There was the Christmas of 2014. Emma informed us on Christmas Eve that she asked for an American Girl doll from Santa. Santa traveled through the slums of Wichita, Kansas to purchase an American Girl doll from the basement of a nice lady with a Craigslist account and buried cocaine in her couch.
And there was the Christmas with the giant tree of 2016.
There wasn’t supposed to be a tree this year. Real trees are messy. A real tree comes with a list of chores: lighting the tree, decorating the tree, watering the tree, vacuuming pine needles, and bopping the dogs away with an empty wrapping paper roll.
There wasn’t supposed to be a tree this year because trees cost money. The money spent on a tree could go towards something else – like a bowl of Ramen Noodles for dinner.
Scott lost his job in August.
Emma asked if Santa’s bag would be lighter this year. That’s when I knew she knew. This Christmas is different.
I’m not writing to pull on your heartstrings.
I’m writing about the Christmas with the giant tree.
Scott went on an unsupervised, an un-wifed, Christmas tree shopping trip. Scott insisted we have a Christmas with a Christmas tree. Instead of buying a small tree, Clark Griswold bought a 14-foot one.
The tree needed to thaw out before we could decorate it. As the tree warmed up, the branches expanded. It became a giant monster in the room. It towers well past our reach to the untouched corners of a ceiling full of cobwebs.
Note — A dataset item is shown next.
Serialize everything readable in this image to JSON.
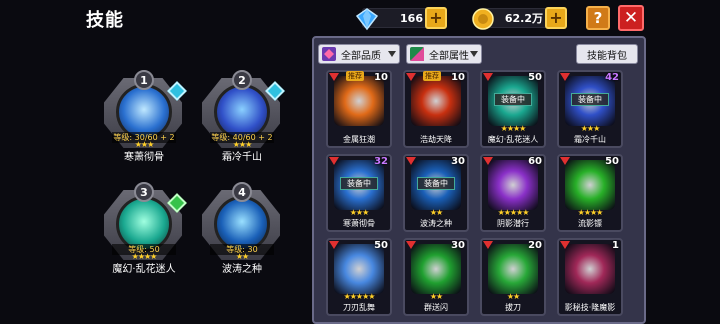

I went to bed with Clark that night.
I told him how we’re going to blow a fuse on the block with the amount of lights needed for the tree. And we don’t need candles anymore because our house smells like a brand new pine car freshener. I asked him if we should invite the mayor to help turn the lights on because that would be funny. I wondered if Clark considered there might be a squirrel in the giant tree. A tree that size is prime real estate for squeaking animals.
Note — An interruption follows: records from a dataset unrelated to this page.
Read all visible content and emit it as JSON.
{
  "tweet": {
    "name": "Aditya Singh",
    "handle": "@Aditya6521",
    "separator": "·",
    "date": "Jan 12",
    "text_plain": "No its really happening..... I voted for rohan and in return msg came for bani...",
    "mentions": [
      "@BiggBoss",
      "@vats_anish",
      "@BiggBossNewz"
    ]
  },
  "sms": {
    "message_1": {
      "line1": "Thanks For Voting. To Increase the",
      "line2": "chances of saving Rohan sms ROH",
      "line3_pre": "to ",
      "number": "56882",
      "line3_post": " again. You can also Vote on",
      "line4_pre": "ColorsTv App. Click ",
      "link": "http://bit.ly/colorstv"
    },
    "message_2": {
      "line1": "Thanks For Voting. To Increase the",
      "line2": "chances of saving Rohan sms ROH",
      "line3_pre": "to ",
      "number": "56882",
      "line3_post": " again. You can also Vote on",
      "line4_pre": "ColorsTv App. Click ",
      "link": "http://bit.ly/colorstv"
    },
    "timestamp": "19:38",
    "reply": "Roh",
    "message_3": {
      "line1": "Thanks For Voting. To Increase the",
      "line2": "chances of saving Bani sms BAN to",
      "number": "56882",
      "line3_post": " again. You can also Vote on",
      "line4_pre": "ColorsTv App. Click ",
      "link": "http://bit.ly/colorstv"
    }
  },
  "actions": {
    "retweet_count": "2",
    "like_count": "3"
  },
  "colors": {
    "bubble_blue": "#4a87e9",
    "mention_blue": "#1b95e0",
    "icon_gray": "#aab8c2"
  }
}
Clark ignored my jokes as his hands got stuck to a People magazine. We turned the light off and went to bed.
4:00 AM. **CRASH**
“Scott! Scott, wake up!”
“I heard something. It sounded like something fell upstairs. It’s loud.”
“I don’t hear anything.”
“But what if someone is breaking in? Are the kids ok?”
“Scott? Scott! Clark!?”
We fell back asleep.
“MOMMY! THE TREE FELL!”
Aunt Bethany’s cat knocked down the giant tree.
Clark grabbed a chainsaw, fixed the newel post, and uprighted the tree. Clark Sr. came over with sand bags. I offered to help steady the tree but the tips of my fingers could barely touch the trunk, even with my arm fully extended.
The tree, in all of its 14 feet of thawed out glory, was ready to make a couple kids smile.
The Christmas with the giant tree. There’s a little bit of merry in a tree of this size, even if it has multicolored lights. Damnit, Clark. Twinkle lights should be white.